12 MAY 2007, Page 59

Letter from Arcadia

Love thy neighbour

Roy Hattersley

My mother, who put a high value on formal respectability, was deeply opposed to what she called ‘neighbouring’ — the habit of ‘calling in’ unannounced and ‘dropping round’ without formal warning. Decent people kept themselves to themselves rather than treating the people next door with vulgar familiarity. There was a comedian called Albert Modley who appeared in radio variety shows in the person of a middle-aged lady who wanted to discuss childbirth, the menopause and her husband’s sexual demands ‘over the garden wall’. We regarded his performances not as entertainment but as a warning about the depth of degradation to which a brief discussion about the weather might lead. My mother blamed ‘neighbouring’ on city life — as she did anything she disliked and rejected.

If my recent experience is any guide, she was quite wrong. In London, I know hardly anyone in my road apart from my immediate neighbours. With the rest of the street I maintain an affable, but distant, relationship. In Derbyshire, I know half the village by their first names, regularly knock on people’s doors as they knock on mine. It is one of the ways in which we confirm that we are a community. There are moments when an unheralded visit is inconvenient and I go to the door cursing as I — in the words of the public lavatory notice — ‘adjust my clothing’. But my real concern is losing potential friends because of what happens in the 30 seconds it takes me to get to the door.

It has to be opened with care.
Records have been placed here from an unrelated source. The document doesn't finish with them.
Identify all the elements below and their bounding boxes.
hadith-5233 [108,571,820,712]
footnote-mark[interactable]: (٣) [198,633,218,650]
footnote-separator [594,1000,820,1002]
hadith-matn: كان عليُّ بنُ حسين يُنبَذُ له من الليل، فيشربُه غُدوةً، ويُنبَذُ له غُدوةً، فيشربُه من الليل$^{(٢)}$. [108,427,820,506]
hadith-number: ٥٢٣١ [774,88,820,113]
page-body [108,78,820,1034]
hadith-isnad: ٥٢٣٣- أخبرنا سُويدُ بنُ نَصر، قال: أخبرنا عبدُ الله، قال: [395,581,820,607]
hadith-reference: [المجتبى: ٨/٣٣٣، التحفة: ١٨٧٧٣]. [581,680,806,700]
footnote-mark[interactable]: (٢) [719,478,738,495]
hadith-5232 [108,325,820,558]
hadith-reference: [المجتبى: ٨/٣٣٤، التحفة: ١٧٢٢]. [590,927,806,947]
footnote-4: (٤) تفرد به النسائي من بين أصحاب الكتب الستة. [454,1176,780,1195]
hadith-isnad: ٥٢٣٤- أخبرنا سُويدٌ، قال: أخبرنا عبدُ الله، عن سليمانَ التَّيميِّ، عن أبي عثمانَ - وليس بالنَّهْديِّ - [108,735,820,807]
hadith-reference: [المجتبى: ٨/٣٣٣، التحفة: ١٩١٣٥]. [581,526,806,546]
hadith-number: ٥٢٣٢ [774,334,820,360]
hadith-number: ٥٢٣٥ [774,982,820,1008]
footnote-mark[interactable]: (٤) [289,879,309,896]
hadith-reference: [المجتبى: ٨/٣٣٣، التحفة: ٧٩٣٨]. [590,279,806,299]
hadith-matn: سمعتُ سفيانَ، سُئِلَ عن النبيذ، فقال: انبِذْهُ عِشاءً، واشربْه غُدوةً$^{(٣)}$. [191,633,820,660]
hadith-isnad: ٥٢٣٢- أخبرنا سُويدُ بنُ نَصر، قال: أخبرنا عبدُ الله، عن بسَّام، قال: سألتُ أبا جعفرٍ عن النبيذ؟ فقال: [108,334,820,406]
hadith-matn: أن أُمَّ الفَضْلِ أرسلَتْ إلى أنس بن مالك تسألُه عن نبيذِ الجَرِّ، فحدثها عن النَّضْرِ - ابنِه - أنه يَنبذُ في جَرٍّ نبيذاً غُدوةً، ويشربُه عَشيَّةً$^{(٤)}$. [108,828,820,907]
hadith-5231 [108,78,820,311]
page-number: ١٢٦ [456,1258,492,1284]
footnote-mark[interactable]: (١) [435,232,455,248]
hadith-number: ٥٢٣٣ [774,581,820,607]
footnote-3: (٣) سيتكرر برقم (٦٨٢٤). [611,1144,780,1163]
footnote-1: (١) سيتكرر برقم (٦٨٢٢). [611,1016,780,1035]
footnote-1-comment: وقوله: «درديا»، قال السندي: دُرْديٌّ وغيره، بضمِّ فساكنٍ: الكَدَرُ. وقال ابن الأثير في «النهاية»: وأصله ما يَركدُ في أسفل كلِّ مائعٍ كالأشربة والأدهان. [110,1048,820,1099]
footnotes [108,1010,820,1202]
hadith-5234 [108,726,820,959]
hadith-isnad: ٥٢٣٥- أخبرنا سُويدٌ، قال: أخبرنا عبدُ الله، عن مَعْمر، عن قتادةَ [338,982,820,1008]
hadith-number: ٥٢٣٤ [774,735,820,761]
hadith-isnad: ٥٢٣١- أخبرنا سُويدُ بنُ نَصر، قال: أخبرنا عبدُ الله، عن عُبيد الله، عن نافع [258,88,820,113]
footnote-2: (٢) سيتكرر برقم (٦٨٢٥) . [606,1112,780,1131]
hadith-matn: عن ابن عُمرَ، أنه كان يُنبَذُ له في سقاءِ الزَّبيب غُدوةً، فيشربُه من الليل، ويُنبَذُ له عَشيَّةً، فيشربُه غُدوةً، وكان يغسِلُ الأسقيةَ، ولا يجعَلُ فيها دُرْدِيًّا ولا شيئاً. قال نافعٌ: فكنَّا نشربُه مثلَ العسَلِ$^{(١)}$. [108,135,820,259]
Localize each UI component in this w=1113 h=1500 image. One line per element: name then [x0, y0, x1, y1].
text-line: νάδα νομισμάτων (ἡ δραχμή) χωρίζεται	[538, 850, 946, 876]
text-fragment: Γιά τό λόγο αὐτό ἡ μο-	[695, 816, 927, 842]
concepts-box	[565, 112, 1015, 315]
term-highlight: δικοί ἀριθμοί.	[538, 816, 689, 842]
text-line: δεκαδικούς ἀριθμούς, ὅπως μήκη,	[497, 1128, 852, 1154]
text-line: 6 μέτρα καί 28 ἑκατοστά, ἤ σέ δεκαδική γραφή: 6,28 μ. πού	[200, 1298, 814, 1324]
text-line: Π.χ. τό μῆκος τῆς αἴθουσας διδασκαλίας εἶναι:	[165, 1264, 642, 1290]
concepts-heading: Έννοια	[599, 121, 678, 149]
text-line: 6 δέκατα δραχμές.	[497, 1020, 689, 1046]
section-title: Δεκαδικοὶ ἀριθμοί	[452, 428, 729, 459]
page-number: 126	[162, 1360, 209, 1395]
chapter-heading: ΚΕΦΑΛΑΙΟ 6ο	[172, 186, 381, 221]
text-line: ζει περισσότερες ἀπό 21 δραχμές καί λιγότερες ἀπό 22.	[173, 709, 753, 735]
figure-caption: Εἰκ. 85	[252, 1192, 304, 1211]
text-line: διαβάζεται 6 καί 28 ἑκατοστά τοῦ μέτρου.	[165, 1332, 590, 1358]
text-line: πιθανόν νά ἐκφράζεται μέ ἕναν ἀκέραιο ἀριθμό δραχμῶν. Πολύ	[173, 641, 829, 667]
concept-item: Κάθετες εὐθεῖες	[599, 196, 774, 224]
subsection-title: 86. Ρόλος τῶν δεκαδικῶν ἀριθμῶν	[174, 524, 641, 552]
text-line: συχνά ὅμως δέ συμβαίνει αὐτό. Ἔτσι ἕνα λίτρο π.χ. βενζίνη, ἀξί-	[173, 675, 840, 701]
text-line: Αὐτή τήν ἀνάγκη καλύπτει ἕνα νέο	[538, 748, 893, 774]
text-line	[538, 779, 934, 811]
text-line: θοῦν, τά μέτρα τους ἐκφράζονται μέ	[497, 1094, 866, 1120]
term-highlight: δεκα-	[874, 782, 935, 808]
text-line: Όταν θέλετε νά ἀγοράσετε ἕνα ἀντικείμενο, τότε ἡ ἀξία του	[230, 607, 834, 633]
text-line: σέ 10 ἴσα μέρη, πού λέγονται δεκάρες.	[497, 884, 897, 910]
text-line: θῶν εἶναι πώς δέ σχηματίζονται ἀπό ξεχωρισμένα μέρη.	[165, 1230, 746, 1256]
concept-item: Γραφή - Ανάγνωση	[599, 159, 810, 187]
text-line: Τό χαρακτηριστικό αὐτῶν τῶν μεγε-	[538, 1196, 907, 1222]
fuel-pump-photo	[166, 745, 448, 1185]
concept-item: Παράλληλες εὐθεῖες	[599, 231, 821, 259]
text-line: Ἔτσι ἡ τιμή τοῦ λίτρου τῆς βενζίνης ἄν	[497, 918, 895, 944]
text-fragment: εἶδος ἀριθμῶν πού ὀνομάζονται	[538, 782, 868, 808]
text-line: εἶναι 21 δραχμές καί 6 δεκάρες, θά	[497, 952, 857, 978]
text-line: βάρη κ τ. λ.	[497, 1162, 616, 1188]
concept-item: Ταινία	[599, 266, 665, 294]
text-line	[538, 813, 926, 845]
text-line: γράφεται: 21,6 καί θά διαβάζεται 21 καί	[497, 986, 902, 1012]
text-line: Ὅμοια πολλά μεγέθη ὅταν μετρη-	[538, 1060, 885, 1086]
My dog Buster always wants to welcome callers with an enthusiasm that some of them misunderstand. He sees himself as a Shakespearean herald or chorus who announces every arrival and departure. And he accompanies his howls of pleasure with a desire to make physical contact with the object of his recently bestowed affection. Believe it or not, there are people who do not enjoy an Alsatian– Staffordshire Bull Terrier cross hurling himself at them. So, before I can even lift the latch, Buster has to be pointed in the direction of the kitchen. He ambles off grumbling but obedient — and I am free to ask the feeble question, ‘Are you all right with dogs?’ But by then the damage has been done.

The fault is not Buster’s alone. Some of the blame lies fairly and — literally squarely — with Peak District architecture. My front door was designed to keep out cold and not let in light. But, the Pennines breed cautious people. So it contains a small rectangular window — more or less at head height — through which a person of normal stature can observe the approaching stranger. Buster hears the click of the gate but — being less than two feet off the ground — cannot see who is coming down the path. He is in a position which one caller (not, I hasten to say, the vicar) compared to the attitude of a pious Christian towards God. Despite the absence of hard evidence, he is sure that someone or something is there. The comparison is inexact. Buster needs proof. He therefore leaps into the air in order to see out through the little window. As a result, visitors see a dog, going up and down like a hairy jack-in-the-box, on the other side of the reinforced glass. Because he is howling at the same time, his mouth is open. And although I clean his teeth every night — or perhaps because of that — his exposed incisors give a false impression about his disposition.

There is a poem by Robert Browning which begins, ‘How well I know what I mean to do/ When the long dark autumnevenings come’ and another, by Hilaire Belloc, which ends, ‘And the men that were boys when I was a boy,/ Shall sit and drink with me’. I have always thought of my return to village life as a combination of the two — a view which is reinforced by my belief that every man I meet who is over the age of 50 was at school with me. My fear is that, thanks to the combination of Buster and the front-door design, longlost friends are being lost for even longer.

I have come home to Derbyshire to receive casual callers and they are being deterred from calling. Perhaps I should put up a sign, ‘No need to beware of the dog’. Persuading Buster to behave differently is beyond my powers. I have come to the conclusion that it is dogs, not wives, that men choose because they are like their mothers. Buster is protecting me from the vulgar business of neighbouring on the principle that he is the only friend I will ever need. At this minute, feeling him lying across my feet, I half believe that he is right.